Am HO-Kaufhaus entlädt sich an diesem Tag der Unmut über Preiserhöhungen und lange Warteschlangen. Die Versorgungslage ist acht Jahre nach Kriegsende noch immer unzureichend. Es gibt Lebensmittelkarten sowie Punktekarten für Bekleidung und Schuhe. 1953 hat sich die Lage noch einmal drastisch verschlechtert. "HO macht uns k.o." gehört zu den meistgehörten Parolen des Tages.

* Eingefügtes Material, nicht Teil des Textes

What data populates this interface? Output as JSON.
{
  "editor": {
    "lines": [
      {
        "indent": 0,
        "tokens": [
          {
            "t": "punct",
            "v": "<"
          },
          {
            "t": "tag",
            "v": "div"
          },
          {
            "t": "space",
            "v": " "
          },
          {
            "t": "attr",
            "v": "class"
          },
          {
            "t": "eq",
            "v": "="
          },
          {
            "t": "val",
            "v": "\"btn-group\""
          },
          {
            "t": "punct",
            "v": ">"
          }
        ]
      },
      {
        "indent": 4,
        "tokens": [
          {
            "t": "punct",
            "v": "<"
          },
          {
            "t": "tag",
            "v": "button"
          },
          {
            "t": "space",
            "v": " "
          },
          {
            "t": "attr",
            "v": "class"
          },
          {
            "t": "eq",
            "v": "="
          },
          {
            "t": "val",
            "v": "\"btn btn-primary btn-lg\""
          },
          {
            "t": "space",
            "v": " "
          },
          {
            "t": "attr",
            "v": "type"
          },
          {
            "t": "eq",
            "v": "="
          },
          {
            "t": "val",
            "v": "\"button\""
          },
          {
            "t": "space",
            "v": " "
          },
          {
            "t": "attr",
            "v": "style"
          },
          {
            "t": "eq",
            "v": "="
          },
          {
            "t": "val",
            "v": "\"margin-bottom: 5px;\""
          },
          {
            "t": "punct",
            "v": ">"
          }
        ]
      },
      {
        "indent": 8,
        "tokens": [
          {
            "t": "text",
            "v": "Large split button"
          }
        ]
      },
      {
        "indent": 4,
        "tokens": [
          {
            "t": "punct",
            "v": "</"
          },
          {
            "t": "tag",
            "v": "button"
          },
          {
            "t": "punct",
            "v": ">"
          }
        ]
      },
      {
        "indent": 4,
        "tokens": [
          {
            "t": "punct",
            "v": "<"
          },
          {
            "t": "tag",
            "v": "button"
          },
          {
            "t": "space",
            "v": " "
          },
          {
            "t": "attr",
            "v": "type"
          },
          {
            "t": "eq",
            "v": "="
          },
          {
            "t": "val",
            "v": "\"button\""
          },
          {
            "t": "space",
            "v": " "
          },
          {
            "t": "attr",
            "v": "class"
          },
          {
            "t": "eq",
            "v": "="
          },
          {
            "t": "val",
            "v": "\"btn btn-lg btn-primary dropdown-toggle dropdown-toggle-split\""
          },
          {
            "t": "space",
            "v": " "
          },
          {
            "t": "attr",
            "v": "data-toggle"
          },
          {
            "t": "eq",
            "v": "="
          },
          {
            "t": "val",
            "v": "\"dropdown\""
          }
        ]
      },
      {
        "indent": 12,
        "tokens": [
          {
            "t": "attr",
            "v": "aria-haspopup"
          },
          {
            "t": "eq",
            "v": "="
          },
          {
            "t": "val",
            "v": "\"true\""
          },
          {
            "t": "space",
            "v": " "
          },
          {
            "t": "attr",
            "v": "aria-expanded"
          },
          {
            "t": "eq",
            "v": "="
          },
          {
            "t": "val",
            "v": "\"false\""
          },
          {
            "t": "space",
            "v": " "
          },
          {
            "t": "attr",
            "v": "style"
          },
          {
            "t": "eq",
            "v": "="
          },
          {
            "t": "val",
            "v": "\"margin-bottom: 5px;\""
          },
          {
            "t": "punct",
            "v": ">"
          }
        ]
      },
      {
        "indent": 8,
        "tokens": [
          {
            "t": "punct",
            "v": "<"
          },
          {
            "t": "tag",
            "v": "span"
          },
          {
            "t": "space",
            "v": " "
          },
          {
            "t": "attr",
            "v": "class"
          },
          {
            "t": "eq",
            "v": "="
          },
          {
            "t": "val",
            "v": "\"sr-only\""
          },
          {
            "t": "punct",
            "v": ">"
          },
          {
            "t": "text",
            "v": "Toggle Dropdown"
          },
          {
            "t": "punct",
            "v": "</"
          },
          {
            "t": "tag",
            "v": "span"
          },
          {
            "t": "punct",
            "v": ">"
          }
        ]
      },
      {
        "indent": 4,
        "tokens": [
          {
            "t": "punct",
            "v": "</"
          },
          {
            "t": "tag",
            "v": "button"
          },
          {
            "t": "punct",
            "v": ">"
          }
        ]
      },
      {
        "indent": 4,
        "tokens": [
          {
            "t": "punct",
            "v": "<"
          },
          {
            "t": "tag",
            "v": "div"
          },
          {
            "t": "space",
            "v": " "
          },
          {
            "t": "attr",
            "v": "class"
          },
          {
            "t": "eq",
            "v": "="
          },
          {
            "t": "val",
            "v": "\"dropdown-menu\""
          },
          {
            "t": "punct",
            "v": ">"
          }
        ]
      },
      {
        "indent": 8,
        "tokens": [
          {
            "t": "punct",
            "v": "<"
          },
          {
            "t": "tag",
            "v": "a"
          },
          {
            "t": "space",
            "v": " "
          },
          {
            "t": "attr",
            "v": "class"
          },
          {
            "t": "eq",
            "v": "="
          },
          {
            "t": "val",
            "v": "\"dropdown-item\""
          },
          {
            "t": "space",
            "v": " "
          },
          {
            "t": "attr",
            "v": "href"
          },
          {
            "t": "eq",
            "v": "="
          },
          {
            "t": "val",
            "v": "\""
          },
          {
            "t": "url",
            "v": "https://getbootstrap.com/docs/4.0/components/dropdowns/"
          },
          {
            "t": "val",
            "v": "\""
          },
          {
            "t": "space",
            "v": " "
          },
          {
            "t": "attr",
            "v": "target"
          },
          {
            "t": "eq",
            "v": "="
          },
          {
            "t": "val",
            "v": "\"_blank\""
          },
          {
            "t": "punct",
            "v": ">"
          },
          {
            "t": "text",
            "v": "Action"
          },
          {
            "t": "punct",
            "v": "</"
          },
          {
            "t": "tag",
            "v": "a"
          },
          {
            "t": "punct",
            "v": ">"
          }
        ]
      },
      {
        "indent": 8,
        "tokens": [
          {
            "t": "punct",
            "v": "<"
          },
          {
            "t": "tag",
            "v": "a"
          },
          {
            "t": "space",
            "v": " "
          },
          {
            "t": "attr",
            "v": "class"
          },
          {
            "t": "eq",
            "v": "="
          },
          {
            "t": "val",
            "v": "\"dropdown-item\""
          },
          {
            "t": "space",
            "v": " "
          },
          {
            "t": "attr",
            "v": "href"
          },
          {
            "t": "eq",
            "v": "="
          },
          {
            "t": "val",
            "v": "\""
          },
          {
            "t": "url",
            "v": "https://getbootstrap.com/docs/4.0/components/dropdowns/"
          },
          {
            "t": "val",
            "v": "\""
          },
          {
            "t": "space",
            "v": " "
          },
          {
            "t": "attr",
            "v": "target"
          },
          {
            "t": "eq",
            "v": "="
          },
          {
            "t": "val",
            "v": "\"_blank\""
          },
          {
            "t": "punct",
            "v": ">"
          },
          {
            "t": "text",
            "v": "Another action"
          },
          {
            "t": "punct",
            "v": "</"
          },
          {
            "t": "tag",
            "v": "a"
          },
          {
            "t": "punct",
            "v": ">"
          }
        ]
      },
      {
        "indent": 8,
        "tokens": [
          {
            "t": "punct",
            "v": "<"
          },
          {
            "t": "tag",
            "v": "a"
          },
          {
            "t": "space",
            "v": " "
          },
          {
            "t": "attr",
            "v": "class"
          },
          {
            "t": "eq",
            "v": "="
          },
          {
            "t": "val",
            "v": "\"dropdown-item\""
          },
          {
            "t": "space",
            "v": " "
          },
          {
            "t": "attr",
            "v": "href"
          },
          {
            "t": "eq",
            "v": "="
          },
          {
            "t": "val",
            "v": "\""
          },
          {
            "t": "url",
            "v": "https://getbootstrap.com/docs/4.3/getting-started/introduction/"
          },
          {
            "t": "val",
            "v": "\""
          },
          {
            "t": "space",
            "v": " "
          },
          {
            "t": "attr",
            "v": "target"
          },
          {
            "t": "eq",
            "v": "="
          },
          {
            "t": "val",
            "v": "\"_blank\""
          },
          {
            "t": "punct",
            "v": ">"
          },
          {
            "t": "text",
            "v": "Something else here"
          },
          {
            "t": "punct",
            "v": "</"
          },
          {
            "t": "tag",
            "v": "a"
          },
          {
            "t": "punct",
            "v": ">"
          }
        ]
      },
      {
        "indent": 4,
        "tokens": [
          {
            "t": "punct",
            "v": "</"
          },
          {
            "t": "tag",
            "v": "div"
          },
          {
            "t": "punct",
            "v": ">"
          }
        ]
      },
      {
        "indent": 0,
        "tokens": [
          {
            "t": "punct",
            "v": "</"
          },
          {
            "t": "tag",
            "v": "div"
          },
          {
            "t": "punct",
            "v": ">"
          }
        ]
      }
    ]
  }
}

Gegen Mittag verlangen Demonstranten, vor allem Bauarbeiter von der benachbarten Baustelle, die sofortige Schließung des Kaufhauses, der Betriebsschutz verwehrt ihnen den Zugang. Seitdem gibt es dort ständig Menschenansammlungen. Über die Petersstraße marschieren fast ununterbrochen Demonstranten zum Markt. In den Nachmittagsstunden zwischen 15.00 und 16.00 Uhr stürmen sie das Kaufhaus. Daraufhin wird auch hier scharf geschossen. (1) Zahlreiche Verletzte sind zu beklagen.
Die tödlich getroffene Elisabeth Bröcker ist eine Unbeteiligte, was der Polizei offenbar peinlich ist. Irgendein Selbstverschulden will man ihr nachsagen: "Die Bröcker dürfte sich wahrscheinlich aus Neugierde während der Zeit der Ereignisse dort aufgehaltenhaben", heißt es in einem Polizeibericht. (2) Die Erschossene wird in die Universitätsklinik gebracht, wo man um 16.20 Uhr den Tod feststellt. (3)
Trauerfeiern sind während des Ausnahmezustands untersagt. Elisabeth Bröcker wird zusammen mit den anderen Toten dieses Tages am 20. Juni zwischen 2.15 Uhr und 7.30 Uhr unter Ausschluss der Öffentlichkeit und der Anverwandten auf dem Leipziger Südfriedhof eingeäschert. (4) Erst am 15. Juli, vier Tage nach Aufhebung des Kriegsrechtes in Leipzig, gibt der Staatsanwalt die Urne zur Bestattung frei. (5)
Elisabeth Bröcker wird am 20. August um 11.00 Uhr auf dem Leipziger Südfriedhof beigesetzt. (6) Der mit der Überwachung der Trauerfeier beauftragte Kriminalpolizist meldet: "Anwesend 12 Personen, keine Vorkommnisse." (7) Im Zusammenhang mit dem 50. Jahrestag des Volksaufstandes wird die Urne am 26. November 2002 durch das Grünflächenamt der Stadt Leipzig in die Grab- und Gedenkanlage für die Opfer der stalinistischen Gewaltherrschaft im Urnengarten Nord auf dem Leipziger Südfriedhof umgebettet. Schon seit 1994 ist der Name von Elisabeth Bröcker hier neben anderen Opfern auf einem Gedenkstein vermerkt. (8)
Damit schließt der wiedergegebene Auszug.